When a massive star exhausts its fuel, its core collapses under gravity in milliseconds, releasing more energy than the Sun will emit in its entire lifetime. What remains is a neutron star: roughly 1.4 solar masses compressed into a sphere about 20km across, so dense that a teaspoon of its material would weigh a billion tonnes.
Pulsars are neutron stars whose magnetic axis is tilted relative to their rotation axis. This misalignment flings two tight beams of radio waves around like a lighthouse. From Earth, we catch a pulse each time a beam sweeps past, with some arriving with clockwork regularity accurate to nanoseconds, with accuracy that can be compared to atomic clocks!.
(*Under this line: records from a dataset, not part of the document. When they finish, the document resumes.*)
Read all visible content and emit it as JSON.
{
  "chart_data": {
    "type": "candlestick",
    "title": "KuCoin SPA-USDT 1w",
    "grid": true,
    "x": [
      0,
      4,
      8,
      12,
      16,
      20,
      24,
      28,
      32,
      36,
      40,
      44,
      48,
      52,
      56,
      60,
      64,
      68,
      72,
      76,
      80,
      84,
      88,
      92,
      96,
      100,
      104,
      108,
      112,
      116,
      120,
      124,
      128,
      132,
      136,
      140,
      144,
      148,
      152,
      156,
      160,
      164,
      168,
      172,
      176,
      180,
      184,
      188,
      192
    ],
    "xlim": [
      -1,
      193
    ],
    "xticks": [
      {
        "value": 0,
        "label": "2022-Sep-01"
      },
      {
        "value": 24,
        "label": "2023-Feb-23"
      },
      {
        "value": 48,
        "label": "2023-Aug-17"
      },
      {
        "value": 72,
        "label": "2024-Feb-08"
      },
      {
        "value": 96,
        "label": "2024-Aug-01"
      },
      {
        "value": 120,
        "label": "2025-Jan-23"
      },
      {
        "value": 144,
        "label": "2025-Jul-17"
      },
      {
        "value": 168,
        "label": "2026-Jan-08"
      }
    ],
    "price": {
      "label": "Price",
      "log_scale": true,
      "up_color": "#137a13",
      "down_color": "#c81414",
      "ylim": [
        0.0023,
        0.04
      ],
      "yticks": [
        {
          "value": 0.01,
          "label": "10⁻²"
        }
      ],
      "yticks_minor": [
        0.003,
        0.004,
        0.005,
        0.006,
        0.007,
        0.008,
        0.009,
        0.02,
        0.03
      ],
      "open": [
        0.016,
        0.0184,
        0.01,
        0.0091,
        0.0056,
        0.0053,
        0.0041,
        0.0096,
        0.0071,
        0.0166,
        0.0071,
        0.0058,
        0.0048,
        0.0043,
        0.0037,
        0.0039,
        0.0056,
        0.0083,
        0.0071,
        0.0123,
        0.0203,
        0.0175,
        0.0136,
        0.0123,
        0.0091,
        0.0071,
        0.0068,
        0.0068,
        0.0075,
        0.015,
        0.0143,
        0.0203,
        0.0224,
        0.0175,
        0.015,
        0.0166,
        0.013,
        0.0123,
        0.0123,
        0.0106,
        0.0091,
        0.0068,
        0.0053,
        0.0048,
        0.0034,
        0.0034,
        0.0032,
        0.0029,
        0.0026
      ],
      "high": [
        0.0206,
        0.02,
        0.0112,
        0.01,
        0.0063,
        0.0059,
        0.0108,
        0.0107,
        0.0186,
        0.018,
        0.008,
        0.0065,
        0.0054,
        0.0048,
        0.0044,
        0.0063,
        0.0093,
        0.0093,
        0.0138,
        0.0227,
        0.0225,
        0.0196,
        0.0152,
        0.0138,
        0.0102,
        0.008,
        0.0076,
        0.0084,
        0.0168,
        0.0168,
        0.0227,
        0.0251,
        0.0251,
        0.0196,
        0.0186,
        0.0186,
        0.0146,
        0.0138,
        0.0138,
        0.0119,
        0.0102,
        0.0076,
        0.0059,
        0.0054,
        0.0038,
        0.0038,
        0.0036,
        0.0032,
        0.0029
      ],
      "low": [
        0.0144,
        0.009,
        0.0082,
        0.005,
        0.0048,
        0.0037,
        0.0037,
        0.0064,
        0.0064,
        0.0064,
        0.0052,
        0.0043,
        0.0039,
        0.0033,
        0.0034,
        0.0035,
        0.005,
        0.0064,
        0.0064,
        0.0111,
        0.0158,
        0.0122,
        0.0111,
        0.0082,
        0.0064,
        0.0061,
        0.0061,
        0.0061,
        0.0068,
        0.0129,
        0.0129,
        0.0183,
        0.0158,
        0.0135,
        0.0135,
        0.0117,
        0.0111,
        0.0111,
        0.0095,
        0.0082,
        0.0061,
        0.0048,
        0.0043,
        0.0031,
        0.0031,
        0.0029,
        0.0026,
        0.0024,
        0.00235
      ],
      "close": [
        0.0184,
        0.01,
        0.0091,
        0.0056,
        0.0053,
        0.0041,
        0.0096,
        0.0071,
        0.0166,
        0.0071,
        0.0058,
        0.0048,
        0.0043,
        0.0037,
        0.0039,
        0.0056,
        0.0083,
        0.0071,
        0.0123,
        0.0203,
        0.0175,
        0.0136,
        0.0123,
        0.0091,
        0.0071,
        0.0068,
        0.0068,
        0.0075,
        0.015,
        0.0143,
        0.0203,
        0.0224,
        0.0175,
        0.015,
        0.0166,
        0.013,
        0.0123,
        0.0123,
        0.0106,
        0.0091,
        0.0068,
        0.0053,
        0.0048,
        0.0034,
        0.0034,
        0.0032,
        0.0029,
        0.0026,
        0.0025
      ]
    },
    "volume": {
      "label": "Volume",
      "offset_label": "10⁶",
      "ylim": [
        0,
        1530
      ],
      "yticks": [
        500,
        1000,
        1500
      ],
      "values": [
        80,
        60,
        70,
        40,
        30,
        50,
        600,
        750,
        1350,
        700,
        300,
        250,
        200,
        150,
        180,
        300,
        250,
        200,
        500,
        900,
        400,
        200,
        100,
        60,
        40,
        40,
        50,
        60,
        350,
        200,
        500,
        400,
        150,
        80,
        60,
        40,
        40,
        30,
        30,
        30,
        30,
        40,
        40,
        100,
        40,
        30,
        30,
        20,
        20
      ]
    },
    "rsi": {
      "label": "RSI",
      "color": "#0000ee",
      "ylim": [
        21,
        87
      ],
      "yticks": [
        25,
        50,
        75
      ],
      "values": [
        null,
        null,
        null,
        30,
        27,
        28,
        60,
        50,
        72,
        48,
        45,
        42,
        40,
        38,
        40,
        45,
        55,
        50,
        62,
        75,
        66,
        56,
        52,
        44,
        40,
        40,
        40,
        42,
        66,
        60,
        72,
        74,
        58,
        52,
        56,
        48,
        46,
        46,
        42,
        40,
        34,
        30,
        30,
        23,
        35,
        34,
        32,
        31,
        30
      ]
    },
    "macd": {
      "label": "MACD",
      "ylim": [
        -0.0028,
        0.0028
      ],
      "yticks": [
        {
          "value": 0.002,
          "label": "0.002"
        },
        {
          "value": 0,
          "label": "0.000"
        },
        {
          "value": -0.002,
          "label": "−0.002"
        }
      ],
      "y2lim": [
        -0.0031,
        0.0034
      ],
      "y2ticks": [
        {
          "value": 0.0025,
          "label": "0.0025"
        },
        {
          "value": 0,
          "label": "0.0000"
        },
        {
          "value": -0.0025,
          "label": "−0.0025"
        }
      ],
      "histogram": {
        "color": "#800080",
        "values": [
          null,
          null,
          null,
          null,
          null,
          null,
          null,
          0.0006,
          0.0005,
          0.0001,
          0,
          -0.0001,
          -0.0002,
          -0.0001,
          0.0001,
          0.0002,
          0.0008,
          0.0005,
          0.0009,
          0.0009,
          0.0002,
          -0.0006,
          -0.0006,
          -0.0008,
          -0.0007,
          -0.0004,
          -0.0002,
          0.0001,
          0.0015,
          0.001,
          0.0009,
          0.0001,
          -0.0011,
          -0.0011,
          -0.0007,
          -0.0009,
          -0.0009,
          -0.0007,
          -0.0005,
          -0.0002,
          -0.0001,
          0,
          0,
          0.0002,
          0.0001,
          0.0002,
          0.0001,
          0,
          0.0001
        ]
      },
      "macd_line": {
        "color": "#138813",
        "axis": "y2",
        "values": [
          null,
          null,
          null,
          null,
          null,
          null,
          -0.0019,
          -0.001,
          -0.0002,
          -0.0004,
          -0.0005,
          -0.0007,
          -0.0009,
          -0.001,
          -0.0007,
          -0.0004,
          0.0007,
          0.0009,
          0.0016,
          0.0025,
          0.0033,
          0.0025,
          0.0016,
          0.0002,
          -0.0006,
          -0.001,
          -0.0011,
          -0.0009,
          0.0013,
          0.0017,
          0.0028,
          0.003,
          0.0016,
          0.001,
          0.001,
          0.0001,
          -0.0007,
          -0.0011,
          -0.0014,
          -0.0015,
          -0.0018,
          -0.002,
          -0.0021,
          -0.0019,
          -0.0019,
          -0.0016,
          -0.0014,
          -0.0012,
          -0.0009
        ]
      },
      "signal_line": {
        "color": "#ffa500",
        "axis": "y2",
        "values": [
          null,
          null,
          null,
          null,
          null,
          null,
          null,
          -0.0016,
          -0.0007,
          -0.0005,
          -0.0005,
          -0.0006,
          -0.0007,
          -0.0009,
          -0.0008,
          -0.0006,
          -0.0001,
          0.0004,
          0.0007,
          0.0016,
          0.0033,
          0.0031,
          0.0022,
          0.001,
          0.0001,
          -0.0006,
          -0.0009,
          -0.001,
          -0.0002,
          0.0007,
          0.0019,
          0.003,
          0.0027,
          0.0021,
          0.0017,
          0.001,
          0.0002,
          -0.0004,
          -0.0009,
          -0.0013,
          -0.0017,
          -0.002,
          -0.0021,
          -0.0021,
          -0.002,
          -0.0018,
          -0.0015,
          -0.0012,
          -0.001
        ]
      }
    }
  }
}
Millisecond pulsars are thought to be old pulsars recycled by a binary companion, matter from the companion spins them back up to hundreds of rotations per second, like a spinning top given a fresh flick.
Despite being remnants of violent stellar death, pulsars are extraordinarily stable. The most precise millisecond pulsars lose less than a microsecond per year, making them some of the most accurate natural clocks in the universe. Astronomers use networks of them as a galactic-scale gravitational wave detector, watching for correlated timing shifts caused by ripples in spacetime passing through the galaxy.
The first pulsar was discovered in 1967 by PhD student Jocelyn Bell Burnell, though the Nobel Prize for the discovery was awarded to her supervisor. The signal was so unnervingly regular that her team briefly logged it as LGM-1 (Little Green Men) before the natural explanation became clear.